Beberapa bulan selam, kita sempat mendengar sebuah pertanyaan yang seakaan menampar mahasiswa. Pertanyaan tersebut tidak lain dan tidak bukan adalah “kemana mahasiswa?”. Disaat polemik pemerintah berkecamuk seakan mahasiswa dianggap diam dan tak berbuat apa-apa yang katanya sebagai penyambung lidah masyarakat. Sebagai mahasiswa yang aktif dalam mengamati dan terlibat langsung dalam pergerakan mahasiswa, disisi lain saya beranggapan bahwa ini adalah hal positif dan sebuah tantangan bagi mahasiswa untuk senantiasa bergerak atas nama rakyat Indonesia.
Sejarah memang telah menjadi saksi dan teman abadi atas nama Pergerakan mahasiswa. Secara sekilas bisa kita lihat dari perjuangan angkatan 66, MALARI, hingga perjuangan 1998 menjadi bukti betapa dahsyatnya dan luarbiasanya Pergerakan Mahasiswa. Sehingga memang tidak bisa kita pungkiri bahwa tentang perubahan Indonesia hinngga saat ini didalamnya ada peran dari Pergerakan Mahasiswa Indonesia.

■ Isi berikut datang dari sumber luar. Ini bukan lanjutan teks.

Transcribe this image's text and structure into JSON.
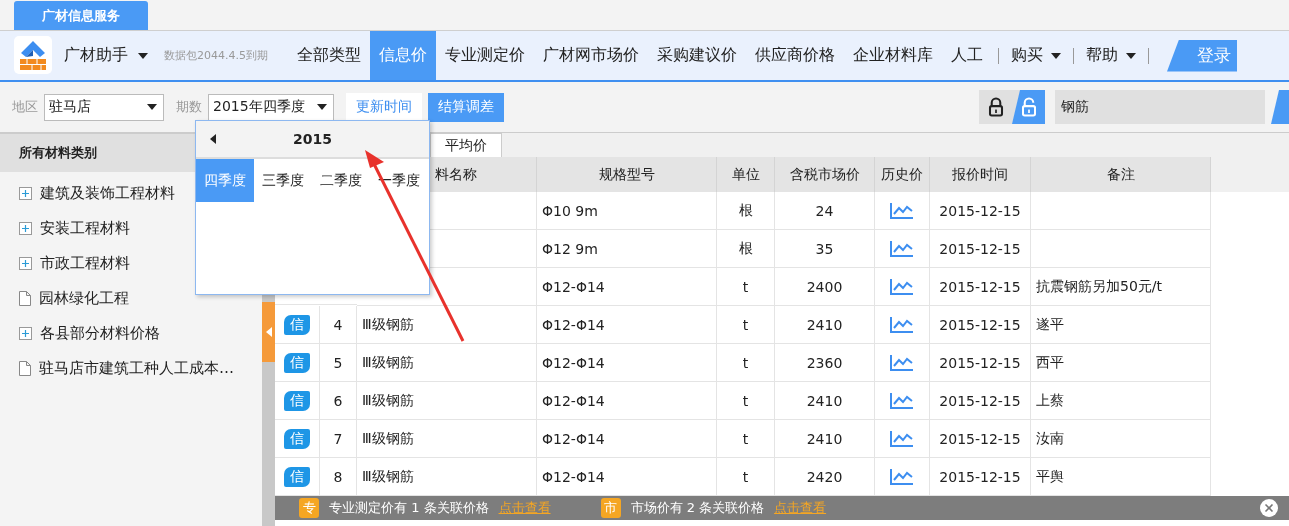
{
  "service_tab": {
    "label": "广材信息服务"
  },
  "app_menu": {
    "label": "广材助手"
  },
  "expiry": "数据包2044.4.5到期",
  "nav": [
    {
      "label": "全部类型",
      "selected": false
    },
    {
      "label": "信息价",
      "selected": true
    },
    {
      "label": "专业测定价",
      "selected": false
    },
    {
      "label": "广材网市场价",
      "selected": false
    },
    {
      "label": "采购建议价",
      "selected": false
    },
    {
      "label": "供应商价格",
      "selected": false
    },
    {
      "label": "企业材料库",
      "selected": false
    },
    {
      "label": "人工",
      "selected": false
    }
  ],
  "menus": [
    {
      "label": "购买"
    },
    {
      "label": "帮助"
    }
  ],
  "login": {
    "label": "登录"
  },
  "filters": {
    "region_label": "地区",
    "region": "驻马店",
    "period_label": "期数",
    "period": "2015年四季度"
  },
  "buttons": [
    {
      "label": "更新时间",
      "kind": "outline"
    },
    {
      "label": "结算调差",
      "kind": "primary"
    }
  ],
  "locks": [
    {
      "kind": "locked",
      "selected": false
    },
    {
      "kind": "unlocked",
      "selected": true
    }
  ],
  "search": {
    "value": "钢筋"
  },
  "sidebar": {
    "title": "所有材料类别",
    "items": [
      {
        "label": "建筑及装饰工程材料",
        "kind": "folder"
      },
      {
        "label": "安装工程材料",
        "kind": "folder"
      },
      {
        "label": "市政工程材料",
        "kind": "folder"
      },
      {
        "label": "园林绿化工程",
        "kind": "page"
      },
      {
        "label": "各县部分材料价格",
        "kind": "folder"
      },
      {
        "label": "驻马店市建筑工种人工成本…",
        "kind": "page"
      }
    ]
  },
  "tabs": [
    {
      "label": "平均价",
      "selected": true
    }
  ],
  "table": {
    "columns": [
      "料名称",
      "规格型号",
      "单位",
      "含税市场价",
      "历史价",
      "报价时间",
      "备注"
    ],
    "rows": [
      {
        "spec": "Φ10 9m",
        "unit": "根",
        "price": "24",
        "date": "2015-12-15"
      },
      {
        "spec": "Φ12 9m",
        "unit": "根",
        "price": "35",
        "date": "2015-12-15"
      },
      {
        "spec": "Φ12-Φ14",
        "unit": "t",
        "price": "2400",
        "date": "2015-12-15",
        "note": "抗震钢筋另加50元/t"
      },
      {
        "badge": "信",
        "index": "4",
        "name": "Ⅲ级钢筋",
        "spec": "Φ12-Φ14",
        "unit": "t",
        "price": "2410",
        "date": "2015-12-15",
        "note": "遂平"
      },
      {
        "badge": "信",
        "index": "5",
        "name": "Ⅲ级钢筋",
        "spec": "Φ12-Φ14",
        "unit": "t",
        "price": "2360",
        "date": "2015-12-15",
        "note": "西平"
      },
      {
        "badge": "信",
        "index": "6",
        "name": "Ⅲ级钢筋",
        "spec": "Φ12-Φ14",
        "unit": "t",
        "price": "2410",
        "date": "2015-12-15",
        "note": "上蔡"
      },
      {
        "badge": "信",
        "index": "7",
        "name": "Ⅲ级钢筋",
        "spec": "Φ12-Φ14",
        "unit": "t",
        "price": "2410",
        "date": "2015-12-15",
        "note": "汝南"
      },
      {
        "badge": "信",
        "index": "8",
        "name": "Ⅲ级钢筋",
        "spec": "Φ12-Φ14",
        "unit": "t",
        "price": "2420",
        "date": "2015-12-15",
        "note": "平舆"
      }
    ]
  },
  "period_picker": {
    "year": "2015",
    "quarters": [
      {
        "label": "四季度",
        "selected": true
      },
      {
        "label": "三季度",
        "selected": false
      },
      {
        "label": "二季度",
        "selected": false
      },
      {
        "label": "一季度",
        "selected": false
      }
    ]
  },
  "status_bar": {
    "items": [
      {
        "badge": "专",
        "text": "专业测定价有 1 条关联价格",
        "link": "点击查看"
      },
      {
        "badge": "市",
        "text": "市场价有 2 条关联价格",
        "link": "点击查看"
      }
    ]
  }
}
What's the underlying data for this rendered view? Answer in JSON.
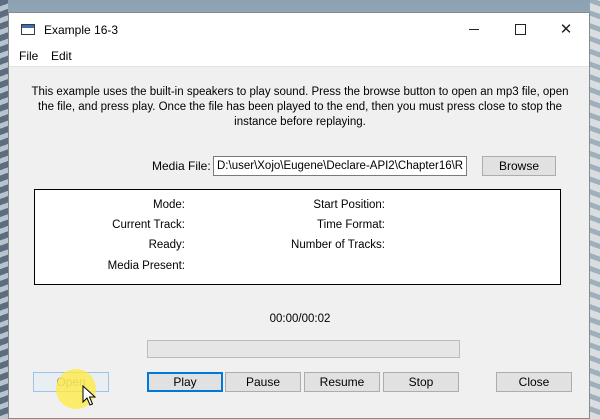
{
  "window": {
    "title": "Example 16-3"
  },
  "menu": {
    "file": "File",
    "edit": "Edit"
  },
  "description": "This example uses the built-in speakers to play sound. Press the browse button to open an mp3 file, open the file, and press play. Once the file has been played to the end, then you must press close to stop the instance before replaying.",
  "media": {
    "label": "Media File:",
    "path": "D:\\user\\Xojo\\Eugene\\Declare-API2\\Chapter16\\R",
    "browse_label": "Browse"
  },
  "info": {
    "mode_label": "Mode:",
    "current_track_label": "Current Track:",
    "ready_label": "Ready:",
    "media_present_label": "Media Present:",
    "start_position_label": "Start Position:",
    "time_format_label": "Time Format:",
    "number_of_tracks_label": "Number of Tracks:"
  },
  "playback": {
    "time": "00:00/00:02",
    "progress": 0
  },
  "buttons": {
    "open": "Open",
    "play": "Play",
    "pause": "Pause",
    "resume": "Resume",
    "stop": "Stop",
    "close": "Close"
  },
  "icons": {
    "app": "window-app-icon",
    "minimize": "minimize-icon",
    "maximize": "maximize-icon",
    "close": "close-icon",
    "cursor": "mouse-pointer-icon"
  }
}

Semakin kesini semakin berkembang pula macam pergerakan mahasiswa, semakin berkembang pula seharusnya rasa Pergerakan dalam diri mahasiswa. Saat ini kita kenal dengan dua atau bahkan tiga jenis pergerakan mahasiswa. Diantaranya adalah pergerakan vertical, pergerakan Horizontal, dan yang ketiga Pergerakan Diagonal. Secara singkat Pergerakan Vertical adalah pergerakan mahasiwa yang turun secara langsung kearah vertikal atau pemerintahan, atau yang sering kita sebut dengan aksi mahasiswa. Pergerakan Horizontal adalah pergerakan yang senantiasa bersama masyarakat, mengembangkan masyarakat untuk dapat berdaya. Pergerakan Diagonal yaitu secara tulisan atau media yang kemudian menyidir atau memberikan saran terhadap pemerintah.
Ketiga jenis pergerakan diataslah yang kini berkebang dikampus dan menjadi praktek bagi sebagian mahasiswa yang tergerak. Namun ada satu celah yang saya sayangkan dari paradigm yang beredar di mahasiswa sekarang ini tentang ketiga jenis pergerakan tersebut. Secara pragmatis, ada yang menyebutkan atau menafsirkan bahwa ketiga jenis pergerakan tersebut merupakan antithesis dari masing-masingnya. Sehingga keluar pernyataan bahwa Aksi (Pergerakan vertical) itu sudah tidak zaman, tidak akan di gubris oleh pemerintah. Ini saatnya melakukan aksi nyata untuk memberdayakan masyarakat.
Bagi saya, ini adalah sebuah pandangan pragmatis dan salah, Karena sesungguhnya ketiga pergerakan tersebut ada adalah untuk saing melengkapi. Ketiga arah diatas diawali dari kata yang sama, yaitu pergerakan. Seharusnya semua mempunyai semangat yang sama untuk bergerak. Ketiga jenis pergerakan diatas bukan berarti mengotak-kotakan atau bahkan mengkubu-kubukan pergerakan mahasiswa. Namun ketiga pergerakan tersebut ada untuk saling melengkapi dan didasari dari rasa yang sama, yaitu didasari dari sumber permasalahan dan tujuan yang sama.
Mahasiswa yang memilih dalam Pergerakan vetikal hadir dan datang langsung ke pemerintah ketika terdapat permasalah dalam pemerintahan, dan langsung mengingatkan, mempressure, dan menagih pemerintah atas janji-janjinya untuk rakyat. Kemudian disisi lain, mahasiswa yang bergerak secara horizontal sudah seharusnya mengabarkan kepada masyarakat tentang apa yang terjadi diluar sana, kemudian bagaimana mereka harus bersikap terhadap pemerintah, dan kemudian bersama masyarakat untuk berdaya. Dengan seperti ini benang merah dari pergerakan tersebut akan terlihat dan senantiasa membentuk suatu alur yang harmonis.
“Baik buruknya Indonesia kedepan, pasti ada campur tangan kita”
Jadi, tetap berdiam atau Bergeraklah!!!!